Hydrogen, in the abstract, seems like the fuel of the future. When used in a typical fuel cell, the byproducts of the reactions inside the cell (not the means by which the hydrogen is produced, necessarily) are delightfully carbon neutral: electricity (used to power the vehicle) and pure water—which in the Mirai, for example, is expelled from a little pipe underneath.
That gives hydrogen significant appeal in the era of emerging carbon consciousness, especially for an automaker like Jaguar (which will go all-electric by 2025, it promises) and its sibling Land Rover (which aims to eliminate tailpipe emissions by 2036). That’s one of the reasons why Land Rover may be exploring hydrogen fuel cell technology in this new Defender prototype.
Land Rover sees the technology as complementary to regular BEVs, and that’s largely true. Hydrogen fuel cell electric vehicles (FCEVs) benefit from rapid refueling, storing their energy in lightweight compressed hydrogen rather than heavy and slow-to-recharge batteries. Of course, the challenges are myriad: Hydrogen is explosive, hard to contain, and doesn’t have the infrastructure on the ground currently to support retail sales except for a few limited markets. Generating hydrogen fuel, too, is energy-intensive and expensive (for now).
We think that may change in the near future, but either way, Land Rover wants to explore the technology, and so does the U.K. ‘s Advanced Propulsion Center, which has funded the project. A Defender fitted with the new system will start testing in 2021, and Land Rover’s engineers will evaluate how it stands up to typical Defender use cases, like refueling, towing, off-roading, and long trips.
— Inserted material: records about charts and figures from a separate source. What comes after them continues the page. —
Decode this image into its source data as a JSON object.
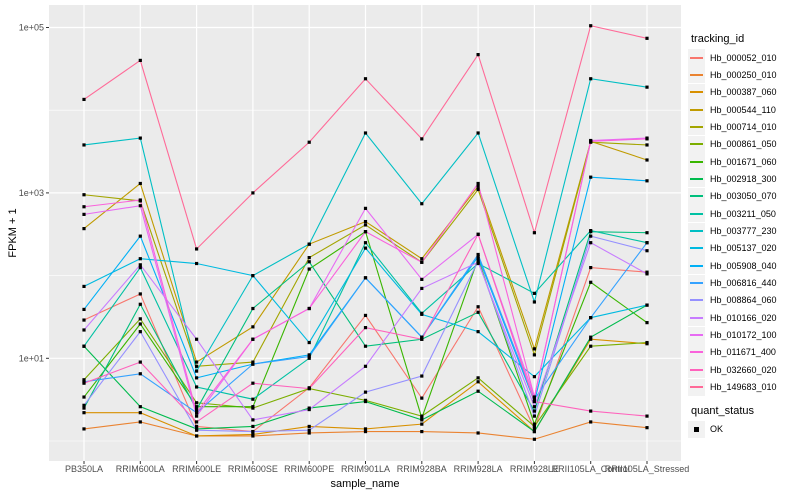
{
  "chart_data": {
    "type": "line",
    "title": "",
    "xlabel": "sample_name",
    "ylabel": "FPKM + 1",
    "y_scale": "log10",
    "y_ticks": [
      {
        "label": "1e+01",
        "value": 10
      },
      {
        "label": "1e+03",
        "value": 1000
      },
      {
        "label": "1e+05",
        "value": 100000
      }
    ],
    "y_minor_values": [
      1,
      100,
      10000
    ],
    "ylim": [
      0.75,
      180000
    ],
    "grid": true,
    "legend_position": "right",
    "point_shape": "filled-square",
    "point_color": "#000000",
    "categories": [
      "PB350LA",
      "RRIM600LA",
      "RRIM600LE",
      "RRIM600SE",
      "RRIM600PE",
      "RRIM901LA",
      "RRIM928BA",
      "RRIM928LA",
      "RRIM928LE",
      "RRII105LA_Control",
      "RRII105LA_Stressed"
    ],
    "series": [
      {
        "name": "Hb_000052_010",
        "color": "#F8766D",
        "values": [
          29,
          60,
          1.5,
          1.3,
          4.4,
          33,
          3.3,
          42,
          1.4,
          125,
          110
        ]
      },
      {
        "name": "Hb_000250_010",
        "color": "#EA8331",
        "values": [
          1.4,
          1.7,
          1.15,
          1.15,
          1.25,
          1.3,
          1.3,
          1.25,
          1.05,
          1.7,
          1.45
        ]
      },
      {
        "name": "Hb_000387_060",
        "color": "#D89000",
        "values": [
          2.2,
          2.2,
          1.15,
          1.2,
          1.5,
          1.4,
          1.6,
          5.2,
          1.3,
          17,
          15
        ]
      },
      {
        "name": "Hb_000544_110",
        "color": "#C09B00",
        "values": [
          370,
          1300,
          9,
          24,
          240,
          450,
          160,
          1200,
          13,
          4200,
          2500
        ]
      },
      {
        "name": "Hb_000714_010",
        "color": "#A3A500",
        "values": [
          950,
          800,
          8,
          9,
          165,
          410,
          145,
          1100,
          11,
          4100,
          3800
        ]
      },
      {
        "name": "Hb_000861_050",
        "color": "#7CAE00",
        "values": [
          5.5,
          30,
          2.9,
          2.5,
          4.3,
          3.1,
          2.0,
          5.8,
          1.5,
          14,
          15.5
        ]
      },
      {
        "name": "Hb_001671_060",
        "color": "#39B600",
        "values": [
          3.4,
          26,
          2.6,
          2.6,
          120,
          340,
          1.9,
          160,
          1.6,
          83,
          27
        ]
      },
      {
        "name": "Hb_002918_300",
        "color": "#00BB4E",
        "values": [
          14,
          2.6,
          1.4,
          1.5,
          2.5,
          3.0,
          1.8,
          4.0,
          1.3,
          18,
          44
        ]
      },
      {
        "name": "Hb_003050_070",
        "color": "#00BF7D",
        "values": [
          2.5,
          45,
          2.4,
          40,
          147,
          14,
          17,
          36,
          2.3,
          340,
          330
        ]
      },
      {
        "name": "Hb_003211_050",
        "color": "#00C1A3",
        "values": [
          14,
          125,
          4.5,
          3.2,
          10,
          250,
          35,
          140,
          61,
          350,
          250
        ]
      },
      {
        "name": "Hb_003777_230",
        "color": "#00BFC4",
        "values": [
          3800,
          4600,
          7,
          100,
          240,
          5300,
          740,
          5300,
          48,
          24000,
          19000
        ]
      },
      {
        "name": "Hb_005137_020",
        "color": "#00BAE0",
        "values": [
          74,
          160,
          140,
          100,
          15.5,
          215,
          34,
          21,
          6,
          31,
          44
        ]
      },
      {
        "name": "Hb_005908_040",
        "color": "#00B0F6",
        "values": [
          39,
          300,
          5.8,
          8.5,
          11,
          94,
          18,
          170,
          3.0,
          1550,
          1400
        ]
      },
      {
        "name": "Hb_006816_440",
        "color": "#35A2FF",
        "values": [
          5.2,
          6.5,
          2.2,
          8.5,
          10.5,
          94,
          18,
          180,
          3.2,
          31,
          250
        ]
      },
      {
        "name": "Hb_008864_060",
        "color": "#9590FF",
        "values": [
          2.7,
          21,
          1.35,
          1.3,
          1.35,
          3.9,
          6.1,
          150,
          2.0,
          300,
          200
        ]
      },
      {
        "name": "Hb_010166_020",
        "color": "#C77CFF",
        "values": [
          22,
          135,
          17,
          1.8,
          2.4,
          8.0,
          70,
          145,
          2.6,
          250,
          105
        ]
      },
      {
        "name": "Hb_010172_100",
        "color": "#E76BF3",
        "values": [
          550,
          700,
          2.0,
          17,
          40,
          650,
          90,
          315,
          3.4,
          4300,
          4600
        ]
      },
      {
        "name": "Hb_011671_400",
        "color": "#FA62DB",
        "values": [
          680,
          820,
          2.2,
          17,
          40,
          340,
          145,
          1300,
          3.4,
          4200,
          4500
        ]
      },
      {
        "name": "Hb_032660_020",
        "color": "#FF62BC",
        "values": [
          5.0,
          9.0,
          1.7,
          5.0,
          4.3,
          23.5,
          17,
          316,
          3.0,
          2.3,
          2.0
        ]
      },
      {
        "name": "Hb_149683_010",
        "color": "#FF6A98",
        "values": [
          13500,
          40000,
          210,
          1000,
          4100,
          24000,
          4500,
          47000,
          330,
          105000,
          74000
        ]
      }
    ]
  },
  "legend": {
    "color_title": "tracking_id",
    "shape_title": "quant_status",
    "shape_items": [
      {
        "label": "OK"
      }
    ]
  },
  "colors": {
    "panel_bg": "#EBEBEB",
    "grid": "#FFFFFF",
    "axis_text": "#4D4D4D",
    "title_text": "#000000",
    "tick_mark": "#333333",
    "legend_key_bg": "#F2F2F2"
  }
}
The company has brought a consortium of partners along for the ride to help with related sub-technologies like cooling (Marelli) and battery storage. Land Rover is also hoping that the Defender FCEV will provide good low-temperature performance, an area where conventional EVs sometimes struggle.
This doesn’t herald a production Defender FCEV anytime soon, so don’t expect to see one of these refueling next to a Toyota Mirai in California at one of the few hydrogen refueling stations in the U.S. But as technology develops in both powertrains and infrastructure, perhaps hydrogen will become a more tenable fuel source that gets more traction globally.